Method: The participants were 283 randomly sampled, typically-developing children, aged 3–7-years. These Australian English speakers named pictures, yielding ∼166 selected words, varied for syllable number, stress and shape, which repeatedly sampled all consonants and vowels of Australian English.

Result: Most mismatches occurred in di- and polysyllabic words, with few in monosyllabic words: the usual words in picture-naming speech tests. Significant age effects existed for percentages of consonants and vowels correct and for 12 of the 16 phonological processes investigated. Many age effects were present at 7 years; later than often reported.

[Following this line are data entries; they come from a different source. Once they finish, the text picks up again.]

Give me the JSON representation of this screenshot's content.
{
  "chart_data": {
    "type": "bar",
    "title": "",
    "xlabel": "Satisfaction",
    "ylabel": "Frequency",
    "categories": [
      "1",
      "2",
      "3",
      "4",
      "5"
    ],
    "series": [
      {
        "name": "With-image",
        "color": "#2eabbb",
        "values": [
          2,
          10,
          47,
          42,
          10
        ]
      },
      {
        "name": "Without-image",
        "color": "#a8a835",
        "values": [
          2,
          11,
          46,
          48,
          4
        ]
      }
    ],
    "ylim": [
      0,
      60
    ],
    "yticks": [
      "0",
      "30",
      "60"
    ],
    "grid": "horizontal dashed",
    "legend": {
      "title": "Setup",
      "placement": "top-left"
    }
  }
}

Conclusion: These findings imply that additional di- and polysyllabic words add value to routine speech testing. Further, children, especially school children, who “pass” speech tests dominated by monosyllabic words may benefit from further examination of their productions of di- and polysyllabic words before finalizing clinical judgements about their speech status.

Acknowledgements

The Channel 7 Children’s Research Foundation of South Australia (Inc) funded this study. The first two authors were employed at Flinders University when the data were collected. The authors wish to thank the anonymous reviewers for their very useful feedback and comments on earlier drafts.

Supplementary material available online

Supplementary Tables I–III

Notes

†Childcare centres cater for children under 4 years of age.

‡Hierarchically arranged data is nested, consisting of sets (the jurisdiction of South Australia) and sub-sets (schools/pre-schools, then the groups of five children) such that sub-sets are at lower rankings than the set.

†Words were penalised, irrespective of whether the constituent phonemes were accurate or not, to recognise that the integrity of other tiers, such as the foot or prosodic word were compromised.

†Please refer to Long and Fey (Citation1996) for definitions and descriptions of each of the phonological processes except WSD, epenthesis and metathesis, which are defined and described within the text.

‡WSD was treated in a traditional phonological processes framework whilst cognisant that it disrupts the foot structure.

†The modified Bonferroni adjustment rather than the Bonferroni was used throughout because the latter is considered too conservative for a large number of comparisons (Jaccard & Wan, Citation1996). The comparisons are ranked according to the level of significance obtained from the multiple tests from smallest to largest. These levels of significance are then compared to a modified alpha level to determine significance. The alpha level for each comparison is determined by dividing it by the number of comparisons minus its ranking.